Jewel of Powerful Speech
Ngawang Tsultrim Tenpai Gyaltsen
The boy who would come to influence Tibetan politics and religion began his life in 1721 as the child of his father Chokyab and mother Tsulchen. Born in Amdo, he was seven and at Tsador Monastery when he received his primary ordination vows and the name Ngawang Tsultrim. Meaning “powerful speech”, “Ngawang” would prove to be a fitting name for a great being who would spend his life tirelessly teaching, speaking and mediating.
But before Ngawang Tsultrim Tenpai Gyaltsen could rise to become a leader of politics and religion, he first had to complete his education. At Tsador, he was taught to read and write the Tibetan script, and to memorise prayer texts. This prepared him for his enrolment into Chone Monastery where he studied logic and Prajnaparamita for the next 13 years. It was at Chone where, 13 years later, he received his ordination vows from Chone Khenchen Drakpa Shedrup, from whom he also received a sutric and tantric education.
The next stage of Ngawang Tsultrim’s life saw his entrance into the Sera Mey College of Sera Monastery where, at the age of 23, he came under the tutelage of masters such as His Holiness the 7th Dalai Lama Kelsang Gyatso, Ngawang Jampa (the 1st of the Purchok line of incarnations) and Geshe Drakpa Khedrub. Unsurprisingly, under these eminent scholars, Ngawang Tsultrim excelled in his studies of the five major subjects of the Geshe curriculum. Five years later, he received the titles of Lingse Kachu and Geshe Lharampa. The 28-year-old then enrolled in Gyutö Tantric College to further his studies, where he came under the tutelage of His Holiness the 59th Gaden Tripa Sharchen Ngawang Chodrak.
Ngawang Tsultrim’s time in Gyutö would mark the start of 40 years in positions of political and spiritual leadership. It began at Gyutö where he was appointed as disciplinarian (gekul) and chant master (umze); it would culminate in his appointment as the 61st Gaden Tripa and Regent of Tibet.

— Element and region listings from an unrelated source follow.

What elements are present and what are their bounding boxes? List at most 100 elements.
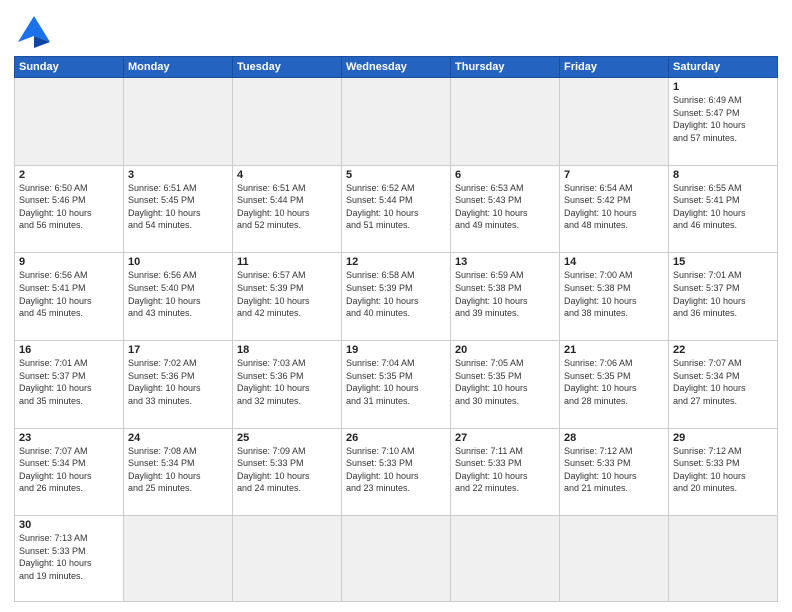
day-number: 7 (564, 169, 664, 181)
day-number: 28 (564, 432, 664, 444)
day-number: 22 (673, 344, 773, 356)
day-number: 2 (19, 169, 119, 181)
day-info: Sunrise: 6:55 AM Sunset: 5:41 PM Dayligh… (673, 182, 773, 232)
day-number: 10 (128, 256, 228, 268)
day-info: Sunrise: 7:12 AM Sunset: 5:33 PM Dayligh… (564, 445, 664, 495)
day-number: 27 (455, 432, 555, 444)
day-number: 20 (455, 344, 555, 356)
calendar-cell: 16Sunrise: 7:01 AM Sunset: 5:37 PM Dayli… (15, 340, 124, 428)
day-number: 25 (237, 432, 337, 444)
day-info: Sunrise: 7:07 AM Sunset: 5:34 PM Dayligh… (19, 445, 119, 495)
calendar-cell: 8Sunrise: 6:55 AM Sunset: 5:41 PM Daylig… (669, 165, 778, 253)
day-info: Sunrise: 7:01 AM Sunset: 5:37 PM Dayligh… (19, 357, 119, 407)
calendar-cell: 29Sunrise: 7:12 AM Sunset: 5:33 PM Dayli… (669, 428, 778, 516)
weekday-header-wednesday: Wednesday (342, 57, 451, 78)
weekday-header-tuesday: Tuesday (233, 57, 342, 78)
day-info: Sunrise: 7:09 AM Sunset: 5:33 PM Dayligh… (237, 445, 337, 495)
calendar-cell: 23Sunrise: 7:07 AM Sunset: 5:34 PM Dayli… (15, 428, 124, 516)
day-info: Sunrise: 6:56 AM Sunset: 5:40 PM Dayligh… (128, 269, 228, 319)
day-info: Sunrise: 7:01 AM Sunset: 5:37 PM Dayligh… (673, 269, 773, 319)
logo (14, 14, 52, 50)
calendar-cell: 7Sunrise: 6:54 AM Sunset: 5:42 PM Daylig… (560, 165, 669, 253)
calendar-table: SundayMondayTuesdayWednesdayThursdayFrid… (14, 56, 778, 602)
day-number: 15 (673, 256, 773, 268)
calendar-cell: 3Sunrise: 6:51 AM Sunset: 5:45 PM Daylig… (124, 165, 233, 253)
calendar-cell: 14Sunrise: 7:00 AM Sunset: 5:38 PM Dayli… (560, 253, 669, 341)
calendar-cell (233, 516, 342, 602)
day-info: Sunrise: 7:02 AM Sunset: 5:36 PM Dayligh… (128, 357, 228, 407)
weekday-header-thursday: Thursday (451, 57, 560, 78)
day-number: 30 (19, 519, 119, 531)
day-number: 16 (19, 344, 119, 356)
day-number: 6 (455, 169, 555, 181)
calendar-cell: 9Sunrise: 6:56 AM Sunset: 5:41 PM Daylig… (15, 253, 124, 341)
weekday-header-row: SundayMondayTuesdayWednesdayThursdayFrid… (15, 57, 778, 78)
calendar-cell: 11Sunrise: 6:57 AM Sunset: 5:39 PM Dayli… (233, 253, 342, 341)
calendar-cell: 18Sunrise: 7:03 AM Sunset: 5:36 PM Dayli… (233, 340, 342, 428)
day-info: Sunrise: 6:49 AM Sunset: 5:47 PM Dayligh… (673, 94, 773, 144)
calendar-cell: 24Sunrise: 7:08 AM Sunset: 5:34 PM Dayli… (124, 428, 233, 516)
weekday-header-friday: Friday (560, 57, 669, 78)
day-number: 19 (346, 344, 446, 356)
day-number: 8 (673, 169, 773, 181)
calendar-cell (451, 78, 560, 166)
day-info: Sunrise: 7:11 AM Sunset: 5:33 PM Dayligh… (455, 445, 555, 495)
calendar-cell (451, 516, 560, 602)
calendar-cell: 30Sunrise: 7:13 AM Sunset: 5:33 PM Dayli… (15, 516, 124, 602)
day-info: Sunrise: 6:54 AM Sunset: 5:42 PM Dayligh… (564, 182, 664, 232)
day-number: 1 (673, 81, 773, 93)
day-info: Sunrise: 7:13 AM Sunset: 5:33 PM Dayligh… (19, 532, 119, 582)
day-info: Sunrise: 7:08 AM Sunset: 5:34 PM Dayligh… (128, 445, 228, 495)
day-info: Sunrise: 6:51 AM Sunset: 5:44 PM Dayligh… (237, 182, 337, 232)
calendar-cell (342, 78, 451, 166)
day-number: 23 (19, 432, 119, 444)
day-number: 17 (128, 344, 228, 356)
logo-icon (16, 14, 52, 50)
day-info: Sunrise: 6:57 AM Sunset: 5:39 PM Dayligh… (237, 269, 337, 319)
calendar-cell: 28Sunrise: 7:12 AM Sunset: 5:33 PM Dayli… (560, 428, 669, 516)
day-info: Sunrise: 7:12 AM Sunset: 5:33 PM Dayligh… (673, 445, 773, 495)
calendar-cell (124, 78, 233, 166)
calendar-cell: 5Sunrise: 6:52 AM Sunset: 5:44 PM Daylig… (342, 165, 451, 253)
day-number: 5 (346, 169, 446, 181)
day-number: 3 (128, 169, 228, 181)
calendar-cell: 1Sunrise: 6:49 AM Sunset: 5:47 PM Daylig… (669, 78, 778, 166)
calendar-cell: 20Sunrise: 7:05 AM Sunset: 5:35 PM Dayli… (451, 340, 560, 428)
calendar-cell (560, 516, 669, 602)
calendar-cell: 21Sunrise: 7:06 AM Sunset: 5:35 PM Dayli… (560, 340, 669, 428)
calendar-cell: 10Sunrise: 6:56 AM Sunset: 5:40 PM Dayli… (124, 253, 233, 341)
calendar-cell: 12Sunrise: 6:58 AM Sunset: 5:39 PM Dayli… (342, 253, 451, 341)
day-info: Sunrise: 6:56 AM Sunset: 5:41 PM Dayligh… (19, 269, 119, 319)
day-number: 26 (346, 432, 446, 444)
calendar-cell: 19Sunrise: 7:04 AM Sunset: 5:35 PM Dayli… (342, 340, 451, 428)
day-number: 21 (564, 344, 664, 356)
calendar-cell (669, 516, 778, 602)
calendar-week-row: 16Sunrise: 7:01 AM Sunset: 5:37 PM Dayli… (15, 340, 778, 428)
weekday-header-saturday: Saturday (669, 57, 778, 78)
day-info: Sunrise: 7:00 AM Sunset: 5:38 PM Dayligh… (564, 269, 664, 319)
day-number: 14 (564, 256, 664, 268)
header (14, 10, 778, 50)
day-info: Sunrise: 6:53 AM Sunset: 5:43 PM Dayligh… (455, 182, 555, 232)
calendar-cell: 13Sunrise: 6:59 AM Sunset: 5:38 PM Dayli… (451, 253, 560, 341)
day-info: Sunrise: 7:07 AM Sunset: 5:34 PM Dayligh… (673, 357, 773, 407)
calendar-cell: 6Sunrise: 6:53 AM Sunset: 5:43 PM Daylig… (451, 165, 560, 253)
page: SundayMondayTuesdayWednesdayThursdayFrid… (0, 0, 792, 612)
day-number: 12 (346, 256, 446, 268)
day-info: Sunrise: 6:51 AM Sunset: 5:45 PM Dayligh… (128, 182, 228, 232)
calendar-week-row: 30Sunrise: 7:13 AM Sunset: 5:33 PM Dayli… (15, 516, 778, 602)
calendar-cell (342, 516, 451, 602)
weekday-header-sunday: Sunday (15, 57, 124, 78)
calendar-cell: 27Sunrise: 7:11 AM Sunset: 5:33 PM Dayli… (451, 428, 560, 516)
day-info: Sunrise: 6:50 AM Sunset: 5:46 PM Dayligh… (19, 182, 119, 232)
calendar-cell (560, 78, 669, 166)
day-number: 13 (455, 256, 555, 268)
day-number: 18 (237, 344, 337, 356)
day-number: 29 (673, 432, 773, 444)
day-info: Sunrise: 7:03 AM Sunset: 5:36 PM Dayligh… (237, 357, 337, 407)
calendar-cell (15, 78, 124, 166)
day-info: Sunrise: 6:52 AM Sunset: 5:44 PM Dayligh… (346, 182, 446, 232)
weekday-header-monday: Monday (124, 57, 233, 78)
day-number: 11 (237, 256, 337, 268)
calendar-cell: 4Sunrise: 6:51 AM Sunset: 5:44 PM Daylig… (233, 165, 342, 253)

In between these milestones, Ngawang Tsultrim was first appointed as abbot of Gyume Tantric College, before holding the office of Sharpa Choje (Dharma Lord of the East). In his capacity as Sharpa Choje, Ngawang Tsultrim’s political career began with a visit to Beijing on the Dalai Lama’s instructions. There, his scholarship so impressed the Qianlong Emperor that not only did Ngawang Tsultrim become his teacher, advisor and confidant, but he was also appointed as abbot of Yong He Gong Temple, effectively making him the Tibetan representative in the Chinese capital.
It was also the Qianlong Emperor who appointed Ngawang Tsultrim to the post of Regent when, in 1777, His Holiness the 8th Dalai Lama Jampel Gyatso declined to hold political office, preferring instead to continue his religious studies. Thus, as Tibet’s de facto ruler for the next decade, Ngawang Tsultrim instituted many economic and financial reforms for the people’s benefit. These included reviewing and reforming certain trade laws, the rates of interest concerning loans, food stocks and so on. It was also Ngawang Tsultrim who proposed minting new silver coins to resolve a breakdown in Tibet-Nepal relations.

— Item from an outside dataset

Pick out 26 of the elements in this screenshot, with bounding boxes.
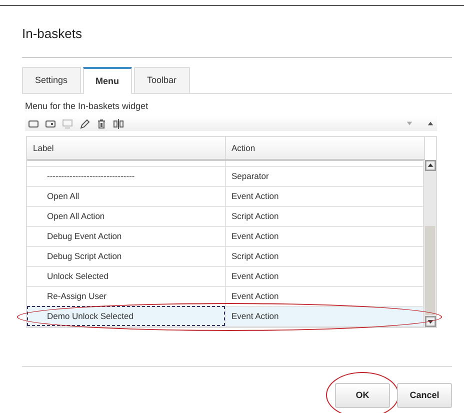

Most spectacularly however, Ngawang Tsultrim was still Regent when he was enthroned as the 61st Gaden Tripa. For the traditional seven years, he held the position of spiritual leader of the Gelug lineage, while also serving as the 8th Dalai Lama’s tutor. He was responsible for initiating many projects including the restoration of the Dalai Lama’s residence at the Potala Palace and the murals at the Jokhang, as well as commissioning new large copper and silver tea pots for the annual Great Prayer Festival (Monlam Chenmo) in Lhasa. He also travelled to Mongolia during the summers to give teachings and, in this time, completed translating the Kangyur into Mongolian.
In 1791, just a year after Lhasa recalled him from Beijing to mediate a brewing diplomatic crisis, this grand master entered clear light. Having spent 70 years leading and preserving Tibetan religion, art and scholarship, this incarnation who rose from humble beginnings to the very pinnacle of Tibetan life, showed what is possible with bodhicitta motivation, dedicated practice and a commitment to one’s vows.